Выбрать главу

Поэтому материалистическое понимание истории, так же как и всякую иную социологическую доктрину, следует строго отличать от истории, которая, имея дело только с установлением индивидуальных событий, уже по тому самому может установлять непосредственную причинную связь между событиями, но оставаясь только историей, не может дать им закономерного, т. е., истинно научного объяснения. Лишь отойдя от своего объекта на некоторое расстояние, при котором сливаются индивидуальные черты, превратив представления в понятия, история может установить общую закономерную связь, дать социологическое объяснение, но тогда уже она перестанет быть историей. Поэтому, между прочим, следует наперед отвергнуть тот идеал для материалистического понимания истории, по которому наука окажется когда–либо в состоянии объяснить материалистически какое–либо индивидуальное историческое событие: философию Канта, Сикстинскую Мадонну, поэзию Гёте и т. д. Для этой цели всякое социологическое учение обладаёт слишком грубыми средствами, и самая постановка этого вопроса обнаружила бы в спрашивающем полное непонимание границ социологического познания. В равной мере то же может быть сказано и о характере указаний, которые даёт социальная наука относительно житейской практики: она показывает лишь общее направление, даёт, так сказать, абстрактное указание, а конкретное, индивидуальное выполнение этого указания, — в чем именно трепещет живая жизнь, — не может быть уловлено в научную закономерность, предоставляется, так сказать, личному, ненаучному усмотрению (посредствующим звеном являются и специальные дисциплины). Человеческая деятельность, руководимая указаниями научного опыта (при свете известного идеала), есть стремление превратить частное в общее, сделать конкретное абстрактным, индивидуальное социальным. И чем шире та закономерность, понятие о которой руководит человека в его деятельности (и чем, следовательно, шире его идеалы), тем соответственно повышается градус абстрактности, но зато под тем более общей точкой зрения рассматривает свою деятельность человек. Понятно отсюда, какое значение имеет самая общая и абстрактная социальная закономерность для конкретного и индивидуального бытия человека, ибо она, в его собственных глазах, наиболее осмысливает его маленькую жизнь. Но возвратимся снова к социальному материализму.

Для доказательства «односторонности» социального материализма указывают обыкновенно на невозможность объяснить конкретный ход исторических событий, — уже не индивидуальные события, а целые исторические течения, — одними материальными причинами. Допустим даже, что изменение в социальном способе производства действительно играет роль primus motor истории; но раз дан толчок этим изменением, оно необходимо отразится известной переменой в юридической, например, жизни, а это изменение в свою очередь отразится на экономической жизни. Таким образом, при объяснении конкретных исторических событий не миновать взаимодействия, и одними экономическими причинами нельзя объяснить всю историю. Замечу, что это возражение бьет дальше цели, ибо оно доказывает не только несостоятельность социального материализма, но и всякой другой социологической теории.

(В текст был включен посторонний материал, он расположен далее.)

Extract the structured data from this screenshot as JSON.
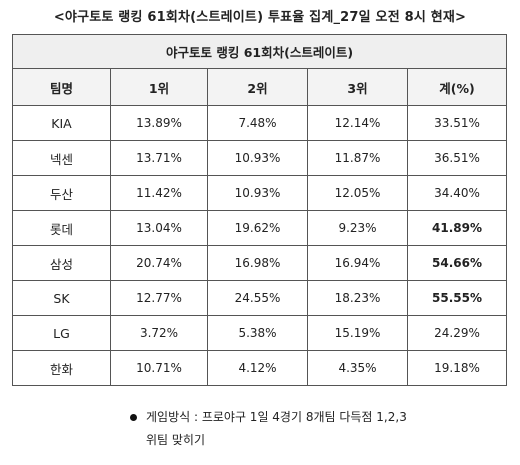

Выше было уже показано, что та координация представлений, которая объемлется понятием «социальное бытие», только в том случае может составить предмет закономерного познания, если все предыдущие и последующие состояния этого предмета соединены единой и непрерывной причинной связью: единой — потому, что, если бы мы предположили два или более рядов причинной связи, тем самым предположили бы и два или более предметов или координаций представлений: непрерывной — потому, что, предположив перерыв в течении одной причинной связи и замену её другой, мы предполагаем перерыв в бытии предмета, следовательно, уничтожаем ту связь предыдущих и последующих состояний, которую мы имели ввиду установить. Указанное возражение стремится подорвать возможность установления непрерывной причинной связи, следовательно, общего синтеза социальных явлений, т. е., социологии. Делая ничего не говорящую ссылку на исключительную будто бы «сложность» социальных явлений (истинное testimonium paupertatis), обыкновенно прибегают к объяснению «взаимодействием», не замечая, что тем самым упраздняют самый объект своей науки.